Effect of oxygen content on active deformation systems in pure titanium polycrystals

Abstract

The Ti-0.1 wt% O and Ti-0.3 wt% O polycrystals were compressed along the extrusion direction and the incidence of different deformation modes were evaluated by electron backscattered diffraction (EBSD)-assisted slip trace analysis. It was found that a transition from single prismatic slip in Ti-0.1O to double prismatic slip or multiple slip in Ti-0.3O polycrystals dominated flow was observed. The reason for such transition was associated with the decreasing of CRSSpyramidal/CRSSprismatic ratio and the increasing of c/a ratio as the oxygen content increasing.
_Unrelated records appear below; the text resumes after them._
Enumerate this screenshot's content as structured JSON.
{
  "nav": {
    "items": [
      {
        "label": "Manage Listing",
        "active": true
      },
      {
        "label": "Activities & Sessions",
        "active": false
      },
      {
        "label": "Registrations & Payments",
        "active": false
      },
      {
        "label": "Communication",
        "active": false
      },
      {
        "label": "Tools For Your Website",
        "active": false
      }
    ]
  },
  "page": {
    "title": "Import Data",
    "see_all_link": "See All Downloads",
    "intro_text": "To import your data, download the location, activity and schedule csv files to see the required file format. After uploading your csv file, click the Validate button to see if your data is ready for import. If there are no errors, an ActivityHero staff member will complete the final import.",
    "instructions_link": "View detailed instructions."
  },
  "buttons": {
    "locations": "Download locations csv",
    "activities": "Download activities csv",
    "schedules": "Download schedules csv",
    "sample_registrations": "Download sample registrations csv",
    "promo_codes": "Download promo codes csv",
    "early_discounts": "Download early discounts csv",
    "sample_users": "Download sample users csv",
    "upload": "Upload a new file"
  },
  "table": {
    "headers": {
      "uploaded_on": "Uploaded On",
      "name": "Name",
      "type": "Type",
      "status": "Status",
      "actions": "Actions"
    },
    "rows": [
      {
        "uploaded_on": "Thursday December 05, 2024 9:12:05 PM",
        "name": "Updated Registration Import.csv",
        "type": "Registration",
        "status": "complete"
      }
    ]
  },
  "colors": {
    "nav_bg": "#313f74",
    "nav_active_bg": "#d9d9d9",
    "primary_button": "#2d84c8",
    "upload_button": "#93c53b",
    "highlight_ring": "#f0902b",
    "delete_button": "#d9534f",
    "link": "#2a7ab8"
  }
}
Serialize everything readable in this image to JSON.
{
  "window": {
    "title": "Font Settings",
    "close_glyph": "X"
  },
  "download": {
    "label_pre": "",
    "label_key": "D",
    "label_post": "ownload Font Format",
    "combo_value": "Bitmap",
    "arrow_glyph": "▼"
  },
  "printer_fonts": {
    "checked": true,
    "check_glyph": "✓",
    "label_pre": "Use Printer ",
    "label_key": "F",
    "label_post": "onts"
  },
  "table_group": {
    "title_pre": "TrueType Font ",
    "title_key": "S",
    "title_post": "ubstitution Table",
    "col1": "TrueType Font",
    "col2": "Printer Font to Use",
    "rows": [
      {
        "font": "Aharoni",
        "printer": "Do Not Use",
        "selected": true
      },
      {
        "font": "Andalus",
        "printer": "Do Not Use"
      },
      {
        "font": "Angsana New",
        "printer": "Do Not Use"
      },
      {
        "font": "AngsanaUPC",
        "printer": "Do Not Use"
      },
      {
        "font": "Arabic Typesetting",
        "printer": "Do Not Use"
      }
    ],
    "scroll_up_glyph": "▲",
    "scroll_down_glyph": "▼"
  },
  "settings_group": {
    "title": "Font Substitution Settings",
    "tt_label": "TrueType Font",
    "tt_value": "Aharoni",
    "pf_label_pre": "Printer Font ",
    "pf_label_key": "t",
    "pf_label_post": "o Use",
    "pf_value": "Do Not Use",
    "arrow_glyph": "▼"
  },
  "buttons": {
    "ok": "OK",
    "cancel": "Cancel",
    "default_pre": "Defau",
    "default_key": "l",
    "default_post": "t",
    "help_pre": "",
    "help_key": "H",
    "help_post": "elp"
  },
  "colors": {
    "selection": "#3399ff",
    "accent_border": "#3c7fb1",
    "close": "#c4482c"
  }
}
Meanwhile, the deformation twins were less observed in Ti-0.3O than that in Ti-0.1O polycrystals, and all the characterized deformation twins were {101̅2}〈1̅011〉. Interestingly, because the influence of the grain orientation and high local stress concentrations, {101̅2}〈1̅011〉 twins with lower Schmid factor (SF) than that of prismatic slip were often activated in Ti-0.1O polycrystals. As the oxygen content increases, the interaction between the solute oxygen and the core of crew dislocation was enhanced, and the mobility of the dislocation becomes difficult. As a consequence, the compressive yield stress of Ti-0.3O was about 2.5 times that of Ti-0.1O polycrystals.